# Decline of Muay Thai Locally



## Transk53 (Mar 25, 2015)

Came across this on Facebook. Interesting article with a personal bias I guess. Would be interseting to hear from any peeps around here who have trained over there. Just one trainers beef, or something in it.

The Decline of Muay Thai Samart Payakaroon - My Muay Thai


----------



## Danny T (Mar 25, 2015)

Have not read the article but I love the art of Muay Thai and the art of Muay Thai it is not the same art today as what I first learned. Lots more boxing elements and power punching. It used to be about the beauty of form and presentation of the techniques, control of the fight, conditioning of the body, mind and spirit. Respect and tradition was a huge part of the training and the contest. As it has grown outside of Thailand it has become more of a kickboxing art and in some venues a lot more showmanship. The boxing and MMA influence has changed the stance and arm positioning. Much of what is called muay thai today is not the same muay thai I first learned. Not saying it is bad or good it is just different.


----------



## Drose427 (Mar 25, 2015)

Danny T said:


> Have not read the article but I love the art of Muay Thai and the art of Muay Thai it is not the same art today as what I first learned. Lots more boxing elements and power punching. It used to be about the beauty of form and presentation of the techniques, control of the fight, conditioning of the body, mind and spirit. Respect and tradition was a huge part of the training and the contest. As it has grown outside of Thailand it has become more of a kickboxing art and in some venues a lot more showmanship. The boxing and MMA influence has changed the stance and arm positioning. Much of what is called muay thai today is not the same muay thai I first learned. Not saying it is bad or good it is just different.

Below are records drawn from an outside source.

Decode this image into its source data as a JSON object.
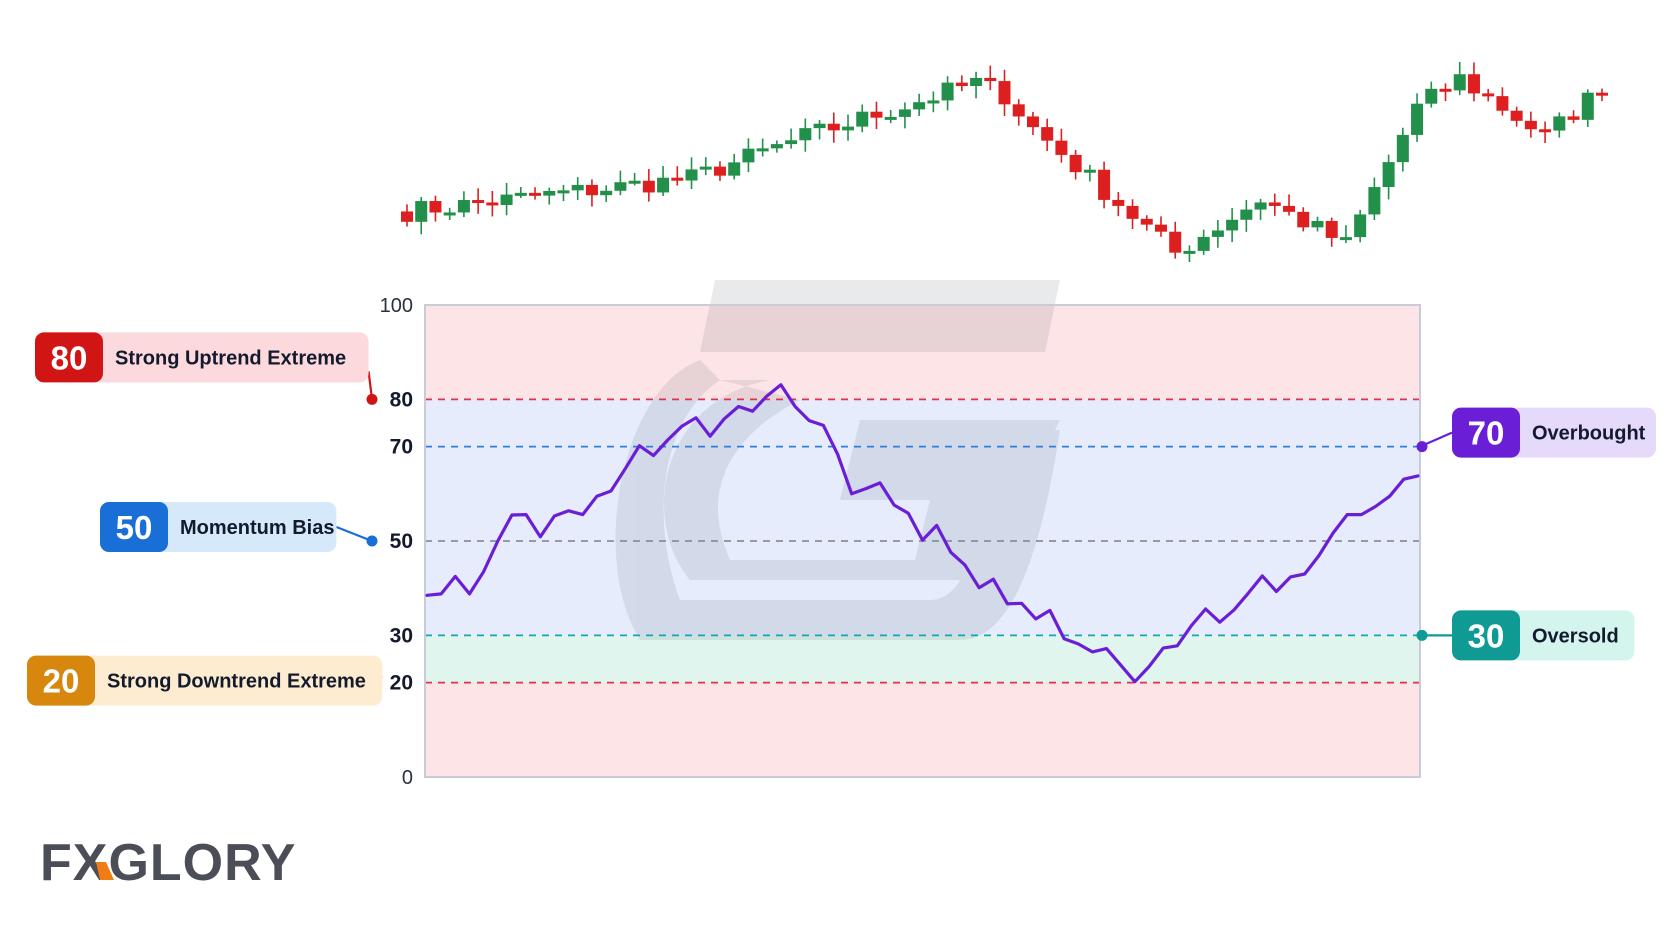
{
  "brand": {
    "logo_text": "FXGLORY"
  },
  "colors": {
    "up_candle": "#22904a",
    "down_candle": "#dd1f1f",
    "rsi_line": "#6a1fd6",
    "zone_extreme": "#fde4e6",
    "zone_mid": "#e6ecfb",
    "zone_oversold": "#dff5ee"
  },
  "chart_data": [
    {
      "type": "candlestick",
      "trend": [
        [
          0,
          100
        ],
        [
          20,
          108
        ],
        [
          28,
          118
        ],
        [
          40,
          131
        ],
        [
          42,
          128
        ],
        [
          44,
          120
        ],
        [
          54,
          90
        ],
        [
          60,
          103
        ],
        [
          66,
          92
        ],
        [
          71,
          125
        ],
        [
          74,
          132
        ],
        [
          80,
          118
        ],
        [
          84,
          130
        ]
      ],
      "seed": 7
    },
    {
      "type": "line",
      "ylim": [
        0,
        100
      ],
      "yticks": [
        0,
        20,
        30,
        50,
        70,
        80,
        100
      ],
      "bold_ticks": [
        20,
        30,
        50,
        70,
        80
      ],
      "zones": [
        {
          "from": 80,
          "to": 100,
          "color": "#fde4e6"
        },
        {
          "from": 30,
          "to": 80,
          "color": "#e6ecfb"
        },
        {
          "from": 20,
          "to": 30,
          "color": "#dff5ee"
        },
        {
          "from": 0,
          "to": 20,
          "color": "#fde4e6"
        }
      ],
      "reference_lines": [
        {
          "value": 80,
          "color": "#e0324a"
        },
        {
          "value": 70,
          "color": "#2f7fd8"
        },
        {
          "value": 50,
          "color": "#8a8f9c"
        },
        {
          "value": 30,
          "color": "#12a7b3"
        },
        {
          "value": 20,
          "color": "#e0324a"
        }
      ],
      "values": [
        38.5,
        38.8,
        42.5,
        38.8,
        43.5,
        50,
        55.5,
        55.6,
        50.9,
        55.3,
        56.4,
        55.6,
        59.5,
        60.6,
        65.3,
        70.2,
        68.1,
        71.4,
        74.3,
        76.1,
        72.2,
        75.9,
        78.5,
        77.5,
        80.7,
        83.1,
        78.5,
        75.5,
        74.5,
        68.4,
        60,
        61.1,
        62.3,
        57.6,
        55.9,
        50.2,
        53.3,
        47.6,
        44.9,
        40.1,
        41.9,
        36.7,
        36.8,
        33.5,
        35.3,
        29.3,
        28.2,
        26.5,
        27.2,
        23.7,
        20.2,
        23.4,
        27.3,
        27.8,
        32.1,
        35.6,
        32.8,
        35.4,
        38.9,
        42.6,
        39.3,
        42.4,
        43,
        46.9,
        51.7,
        55.6,
        55.6,
        57.3,
        59.5,
        63.1,
        63.8
      ]
    }
  ],
  "callouts": [
    {
      "value": "80",
      "label": "Strong Uptrend Extreme",
      "badge_color": "#d11414",
      "bg_color": "#fcd9dc",
      "dot_color": "#d11414",
      "level": 80,
      "side": "left"
    },
    {
      "value": "50",
      "label": "Momentum Bias",
      "badge_color": "#1a6fd6",
      "bg_color": "#d6e9fb",
      "dot_color": "#1a6fd6",
      "level": 50,
      "side": "left"
    },
    {
      "value": "20",
      "label": "Strong Downtrend Extreme",
      "badge_color": "#d7860e",
      "bg_color": "#fdecd0",
      "dot_color": "#ef7c14",
      "level": 20,
      "side": "left"
    },
    {
      "value": "70",
      "label": "Overbought",
      "badge_color": "#6a1fd6",
      "bg_color": "#e6dafb",
      "dot_color": "#6a1fd6",
      "level": 70,
      "side": "right"
    },
    {
      "value": "30",
      "label": "Oversold",
      "badge_color": "#0f9a94",
      "bg_color": "#d4f4ee",
      "dot_color": "#0f9a94",
      "level": 30,
      "side": "right"
    }
  ]
}
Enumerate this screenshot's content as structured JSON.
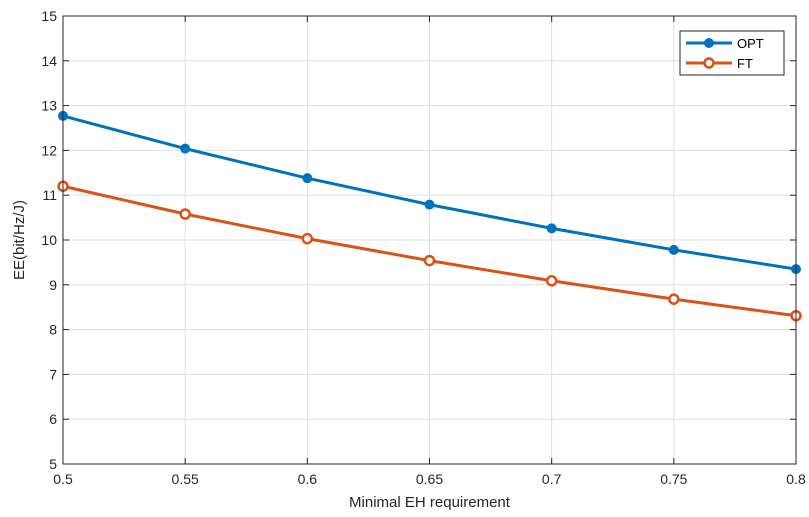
{
  "chart_data": {
    "type": "line",
    "x": [
      0.5,
      0.55,
      0.6,
      0.65,
      0.7,
      0.75,
      0.8
    ],
    "x_tick_labels": [
      "0.5",
      "0.55",
      "0.6",
      "0.65",
      "0.7",
      "0.75",
      "0.8"
    ],
    "y_ticks": [
      5,
      6,
      7,
      8,
      9,
      10,
      11,
      12,
      13,
      14,
      15
    ],
    "series": [
      {
        "name": "OPT",
        "color": "#0072BD",
        "marker": "filled-circle",
        "values": [
          12.77,
          12.04,
          11.38,
          10.79,
          10.26,
          9.78,
          9.35
        ]
      },
      {
        "name": "FT",
        "color": "#D95319",
        "marker": "open-circle",
        "values": [
          11.2,
          10.58,
          10.03,
          9.54,
          9.09,
          8.68,
          8.31
        ]
      }
    ],
    "xlabel": "Minimal  EH  requirement",
    "ylabel": "EE(bit/Hz/J)",
    "xlim": [
      0.5,
      0.8
    ],
    "ylim": [
      5,
      15
    ],
    "grid": true,
    "legend_position": "top-right"
  }
}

One thing that im sure hasnt helped are the numbee of gyms teaching general kickboxing with knees and poor clinching and passing it off as Muay Thai.


----------



## Transk53 (Mar 25, 2015)

Danny T said:


> power punching



That was the term used in the article too.


----------



## Danny T (Mar 25, 2015)

Drose427 said:


> One thing that im sure hasnt helped are the numbee of gyms teaching general kickboxing with knees and poor clinching and passing it off as Muay Thai.


The kicking isn't taught properly, stance and footwork is terrible, and many don't even teach clinching or elbows yet call it Muay Thai. A local UFC Gym posted a video recently with one of their "instructors" teaching and demoing a punch-clinch-elbow-clinch-knee-turnout with a kick follow up. There was so much incorrect movement, positioning, control, elbowing, & kneeing that I would not even consider what was shown as any semblance of being Muay Thai. Today a person throws a kick that contact with the shin it is call a Thai Kick.


----------



## Transk53 (Mar 25, 2015)

Drose427 said:


> One thing that im sure hasnt helped are the numbee of gyms teaching general kickboxing with knees and poor clinching and passing it off as Muay Thai.



Good point!


----------